Mr Stefaniak: A gaol.
MR HUMPHRIES: Or a gaol. It may be appropriate for some private or non-government activities to be undertaken there and, as you indicated, a monastery - in this case a Buddhist monastery - would not be an entirely inappropriate use for that site. However, I suggest that in this case we have crossed the Rubicon already, and it may be that the best thing to do is to bear this kind of flexibility in mind in the future and attempt to consider, should the situation ever arise again, whether an existing infrastructure for a purpose since overtaken by declaration of a national park might be appropriately converted to a private or non-government facility such as this.
I do not, therefore, agree with the recommendation in paragraph 4.16 that those space tracking stations should not be made available to private development, if that is a blanket recommendation that applies to all sites that might exist within the bounds of the National Park.
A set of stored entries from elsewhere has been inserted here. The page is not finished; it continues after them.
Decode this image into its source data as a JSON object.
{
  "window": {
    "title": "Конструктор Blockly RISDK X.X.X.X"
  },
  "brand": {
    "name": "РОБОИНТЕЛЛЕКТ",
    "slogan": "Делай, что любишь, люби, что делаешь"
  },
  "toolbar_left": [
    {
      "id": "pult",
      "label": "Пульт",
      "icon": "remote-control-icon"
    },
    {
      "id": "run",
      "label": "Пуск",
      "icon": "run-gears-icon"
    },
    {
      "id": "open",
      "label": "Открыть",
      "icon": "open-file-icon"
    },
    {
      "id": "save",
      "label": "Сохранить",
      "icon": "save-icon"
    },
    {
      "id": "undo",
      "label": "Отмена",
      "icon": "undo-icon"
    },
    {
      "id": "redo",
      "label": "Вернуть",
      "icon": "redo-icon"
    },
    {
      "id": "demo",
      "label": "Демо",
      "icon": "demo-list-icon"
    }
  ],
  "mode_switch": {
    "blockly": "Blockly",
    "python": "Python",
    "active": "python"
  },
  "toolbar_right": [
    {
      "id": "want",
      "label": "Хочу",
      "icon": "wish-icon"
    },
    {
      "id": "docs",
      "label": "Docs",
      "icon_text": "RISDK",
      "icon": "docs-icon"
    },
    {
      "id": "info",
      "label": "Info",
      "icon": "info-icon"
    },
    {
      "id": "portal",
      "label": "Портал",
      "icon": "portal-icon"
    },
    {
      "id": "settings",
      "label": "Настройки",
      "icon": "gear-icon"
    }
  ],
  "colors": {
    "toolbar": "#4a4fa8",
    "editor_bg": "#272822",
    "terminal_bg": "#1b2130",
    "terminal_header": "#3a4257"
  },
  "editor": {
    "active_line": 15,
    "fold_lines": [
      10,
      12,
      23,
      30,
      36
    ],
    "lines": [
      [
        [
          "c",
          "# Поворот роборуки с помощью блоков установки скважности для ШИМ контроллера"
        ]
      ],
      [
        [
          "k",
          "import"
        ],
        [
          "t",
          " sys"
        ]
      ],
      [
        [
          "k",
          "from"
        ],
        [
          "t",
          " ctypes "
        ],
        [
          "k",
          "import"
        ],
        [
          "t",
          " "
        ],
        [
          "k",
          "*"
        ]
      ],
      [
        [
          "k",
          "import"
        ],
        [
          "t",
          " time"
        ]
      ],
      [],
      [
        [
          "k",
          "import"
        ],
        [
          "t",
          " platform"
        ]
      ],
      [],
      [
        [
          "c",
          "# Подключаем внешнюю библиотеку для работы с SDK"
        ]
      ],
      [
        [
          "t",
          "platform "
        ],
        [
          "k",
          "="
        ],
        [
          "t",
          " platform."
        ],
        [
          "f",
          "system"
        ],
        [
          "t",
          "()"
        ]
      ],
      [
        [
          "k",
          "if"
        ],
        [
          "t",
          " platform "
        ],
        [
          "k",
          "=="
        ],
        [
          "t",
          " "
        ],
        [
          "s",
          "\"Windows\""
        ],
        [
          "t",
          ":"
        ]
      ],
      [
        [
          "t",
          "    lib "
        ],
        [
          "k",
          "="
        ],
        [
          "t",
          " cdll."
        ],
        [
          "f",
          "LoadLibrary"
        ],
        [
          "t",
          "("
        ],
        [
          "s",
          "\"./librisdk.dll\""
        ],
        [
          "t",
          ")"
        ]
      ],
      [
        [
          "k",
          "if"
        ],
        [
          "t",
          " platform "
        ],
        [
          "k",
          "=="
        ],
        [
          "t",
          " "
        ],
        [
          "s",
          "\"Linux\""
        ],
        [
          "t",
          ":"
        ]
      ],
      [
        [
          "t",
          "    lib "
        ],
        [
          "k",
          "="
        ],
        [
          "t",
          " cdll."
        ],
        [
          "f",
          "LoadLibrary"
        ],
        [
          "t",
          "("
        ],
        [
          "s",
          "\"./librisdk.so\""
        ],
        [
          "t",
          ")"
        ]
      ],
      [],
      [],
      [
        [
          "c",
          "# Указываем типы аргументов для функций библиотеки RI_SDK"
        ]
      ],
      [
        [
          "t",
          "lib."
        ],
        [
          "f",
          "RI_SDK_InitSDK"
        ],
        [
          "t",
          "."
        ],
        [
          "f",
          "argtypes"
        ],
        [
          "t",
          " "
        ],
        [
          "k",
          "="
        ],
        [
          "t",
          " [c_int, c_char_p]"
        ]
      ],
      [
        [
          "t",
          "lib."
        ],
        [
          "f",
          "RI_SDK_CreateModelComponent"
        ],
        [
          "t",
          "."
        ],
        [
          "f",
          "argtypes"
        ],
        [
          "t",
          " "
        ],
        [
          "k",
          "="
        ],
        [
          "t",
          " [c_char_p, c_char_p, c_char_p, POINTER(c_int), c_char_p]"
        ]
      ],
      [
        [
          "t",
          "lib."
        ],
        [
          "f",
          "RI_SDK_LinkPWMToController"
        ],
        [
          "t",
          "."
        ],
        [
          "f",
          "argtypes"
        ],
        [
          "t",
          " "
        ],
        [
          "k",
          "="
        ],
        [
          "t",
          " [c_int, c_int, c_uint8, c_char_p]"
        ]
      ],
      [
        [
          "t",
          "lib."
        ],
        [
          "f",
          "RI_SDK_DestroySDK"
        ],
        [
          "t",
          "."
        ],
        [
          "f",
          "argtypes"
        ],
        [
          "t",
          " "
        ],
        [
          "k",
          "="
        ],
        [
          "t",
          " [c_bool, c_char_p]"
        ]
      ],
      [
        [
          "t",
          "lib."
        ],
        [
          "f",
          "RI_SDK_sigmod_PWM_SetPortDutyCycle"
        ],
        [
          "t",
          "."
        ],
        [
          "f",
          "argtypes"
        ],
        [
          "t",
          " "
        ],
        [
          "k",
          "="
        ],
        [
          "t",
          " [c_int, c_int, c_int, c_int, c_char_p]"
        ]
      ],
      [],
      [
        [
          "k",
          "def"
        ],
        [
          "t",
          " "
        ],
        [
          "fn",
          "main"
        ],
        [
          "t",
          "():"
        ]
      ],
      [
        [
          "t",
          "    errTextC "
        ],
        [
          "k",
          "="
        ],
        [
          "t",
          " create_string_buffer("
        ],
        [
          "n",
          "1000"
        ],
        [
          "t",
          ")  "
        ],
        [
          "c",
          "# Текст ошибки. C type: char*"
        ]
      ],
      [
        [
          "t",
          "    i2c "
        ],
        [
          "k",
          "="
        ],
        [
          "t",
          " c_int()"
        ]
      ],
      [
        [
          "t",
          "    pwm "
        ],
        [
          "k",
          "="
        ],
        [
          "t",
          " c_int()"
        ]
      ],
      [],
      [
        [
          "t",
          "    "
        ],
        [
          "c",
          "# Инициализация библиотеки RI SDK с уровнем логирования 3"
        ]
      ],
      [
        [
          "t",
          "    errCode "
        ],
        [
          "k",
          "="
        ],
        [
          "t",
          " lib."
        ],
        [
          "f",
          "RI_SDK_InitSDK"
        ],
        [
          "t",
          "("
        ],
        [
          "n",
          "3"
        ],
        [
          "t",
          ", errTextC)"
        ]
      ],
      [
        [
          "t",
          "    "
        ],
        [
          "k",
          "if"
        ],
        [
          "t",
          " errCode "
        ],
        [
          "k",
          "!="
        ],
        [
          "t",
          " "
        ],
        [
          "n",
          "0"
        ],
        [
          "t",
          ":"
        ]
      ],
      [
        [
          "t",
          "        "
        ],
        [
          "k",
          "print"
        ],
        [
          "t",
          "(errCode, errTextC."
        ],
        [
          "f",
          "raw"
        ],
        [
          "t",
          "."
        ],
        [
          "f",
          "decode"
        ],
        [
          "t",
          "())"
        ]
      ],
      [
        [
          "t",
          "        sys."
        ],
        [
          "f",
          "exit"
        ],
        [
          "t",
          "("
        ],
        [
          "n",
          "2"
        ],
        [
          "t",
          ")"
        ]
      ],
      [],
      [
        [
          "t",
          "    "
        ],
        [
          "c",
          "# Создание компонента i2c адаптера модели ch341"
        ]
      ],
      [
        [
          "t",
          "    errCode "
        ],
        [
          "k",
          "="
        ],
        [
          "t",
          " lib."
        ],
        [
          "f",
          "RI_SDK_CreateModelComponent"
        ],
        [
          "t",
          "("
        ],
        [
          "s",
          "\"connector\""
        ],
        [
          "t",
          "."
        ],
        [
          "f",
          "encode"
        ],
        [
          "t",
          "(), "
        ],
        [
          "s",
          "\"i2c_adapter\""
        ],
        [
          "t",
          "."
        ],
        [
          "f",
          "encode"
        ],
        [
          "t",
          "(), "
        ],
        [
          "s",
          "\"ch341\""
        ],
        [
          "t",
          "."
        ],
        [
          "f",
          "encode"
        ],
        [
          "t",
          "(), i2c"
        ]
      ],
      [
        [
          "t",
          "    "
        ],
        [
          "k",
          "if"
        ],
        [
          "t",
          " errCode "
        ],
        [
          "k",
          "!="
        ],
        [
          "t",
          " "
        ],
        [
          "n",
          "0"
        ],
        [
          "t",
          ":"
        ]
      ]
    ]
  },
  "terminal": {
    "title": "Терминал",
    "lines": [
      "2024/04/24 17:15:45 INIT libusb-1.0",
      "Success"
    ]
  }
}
I am not saying that it ever will be, but it may be that at some point in the future there could be some appropriate development of a site such as that that would balance the requirements and amenity of a national park with the value of that particular site and the infrastructure developed already on the site.
MR MOORE (9.56): I have just a couple of brief comments, Mr Speaker. I think the most important thing is for us to learn a lesson from this space tracking station saga. The lesson is that such sites can be protected from the beginning by very simple mechanisms, as I have been fortunate enough to observe in my recent visits to a number of national parks throughout Australia. Where people have to walk into a site, it is less likely to be vandalised; and, the further people walk in, the greater the respect for such properties.
The simple methodology that was available to the people who were looking after the space station under Federal jurisdiction - who are, by and large, the same people who are looking after it now, although under a different administration - is the necessity of simply fencing off, putting gates in and keeping people further away from accessing such spots in their vehicles. Such methodologies can easily take into account people who are invalided, or something along those lines. Such gates can have locks, and keys can be made available to people who have a legitimate reason for entering an area. I have seen that sort of facility available to people in other spots in Australia.